'The Next Thing You Know, You're Robbing Banks'
Lane Garrison lives a life of prime for 'Bonnie & Clyde'
By Richard Whittaker, Fri., Dec. 6, 2013
It's been a sticky year for actor Lane Garrison, but a good one. "I'm covered in corn syrup and blood," he cheerfully explained from the set of Robert Rodriguez's TV adaptation of Texican vampire bloodbath From Dusk Till Dawn. When it screens next year, Garrison will be taking on bank robbers as Pete, the ill-fated liquor store clerk. But this weekend he'll be doing the holdups himself as Buck Barrow, elder brother of the infamous heist man Clyde Barrow, in Bonnie & Clyde.
Emulating the multichannel simulcast success of last year's Hatfields & McCoys, the two-part drama screens across A&E, the History Channel, and Lifetime. Yet it's hardly the first time this true crime tale has been told. The story of Bonnie and Clyde has pervaded American culture: From Warren Beatty and Faye Dunaway in Arthur Penn's stylish and violent 1967 feature to Beyoncé and Jay Z teaming up for "'03 Bonnie & Clyde," the gun-toting duo have held a thrilling fascination. "People are drawn by the fact that, at its core, it was a love story about how far these people were prepared to go for each other," Garrison reasoned. This was the height of the Great Depression, when gangsters became celebrities. Garrison explained: "John Dillinger and Pretty Boy Floyd had the North, but once those photos of Bonnie on the car were released, they became famous."
Yet from the opening scene, as Clyde Barrow (Emile Hirsch) and Bonnie Parker (Holliday Grainger) ride into a hail of bullets just outside of Gibsland, La., the moral of the story is pretty clear to Garrison: "In the end, crime doesn't pay. Everyone in this film dies."
For Garrison, this isn't some distant myth, but local history. "I'm from Dallas, Texas, where Bonnie and Clyde and Buck were from," he said. "There was a barn five minutes from my house that was their hangout stop, and my grandfather used to take me to what was called the Barrow filling station." What his grandfather knew, and anyone who remembered the era knew, was that the duo blasted through what Clyde called "the dirty Thirties." During the three-month shoot, Garrison and the rest of the crew immersed themselves in the history of the Barrow gang. It started with Jeff Gunn's seminal history of their two-year crime spree, Go Down Together, but Garrison did plenty of his own detective work. "I got to go to the place where they died, visit the museum, talk to people who were distant relatives of them." He called this story "the historical version of what it would have been like. They were pretty dark, pretty intense, doing what it took to survive during the Depression."
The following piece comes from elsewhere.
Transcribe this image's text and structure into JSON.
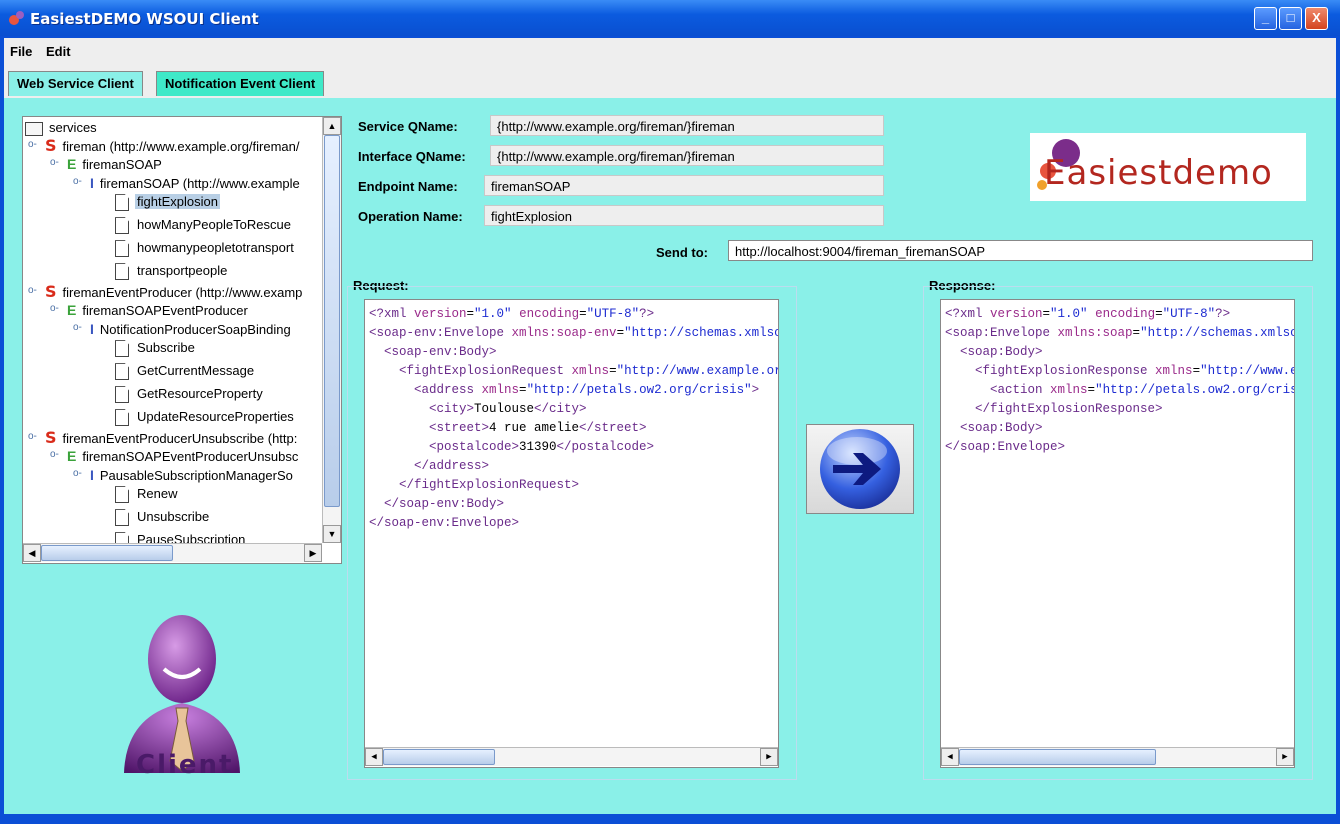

The series is as much about Buck's relationship with his brother as it is about Barrow and Parker's bloodstained romance. Before their life of front-page shootouts, the Barrow boys were manual laborers and petty thieves. "It was Buck that pulled Clyde into doing robberies," Garrison said. When they were boys, they raided chickens and turkeys from the neighbors, just to feed the family. "That led to stealing cars, and the next thing you know, you're robbing banks." To create that sense of sibling intimacy, "Emile and I spent almost every waking moment together," said Garrison. Eating, camping, working out ... even going alligator-watching became a bonding experience. Yet coming out of a revelatory performance as grumpy wastrel Lance in Prince Avalanche, Hirsch had a little more star power than Garrison, "so I was already in his shadow." That mirrored the relationship between Buck and Clyde. The older brother, Buck, found that the headline writers were more excited by the shrapnel-whipping, whirlwind romance between Barrow and Parker than the bloody swath cut by the whole Barrow gang. He said, "You can kind of tell I'm being tested, that all the attention is upon him and Bonnie, and me and my wife are being left in the dust."
Unlike Buck, who faded into the back pages of the history books, Garrison looks set to step into the limelight: Next year he stars opposite Kristen Stewart in Peter Sattler's Guantánamo Bay drama Camp X-Ray. Yet, like Buck contending with Clyde's celebrity, on the small screen, Garrison's stepping into some pretty big boots. After all, Gene Hackman scored an Oscar nomination in 1967 for his depiction of Buck, while From Dusk's Pete was played with jittery energy by a young John Hawkes. Garrison laughed. "I'm in good company."
Bonnie & Clyde Part I airs Sunday, Dec. 8, at 8pm on A&E, the History Channel, and Lifetime. Part II screens the following night.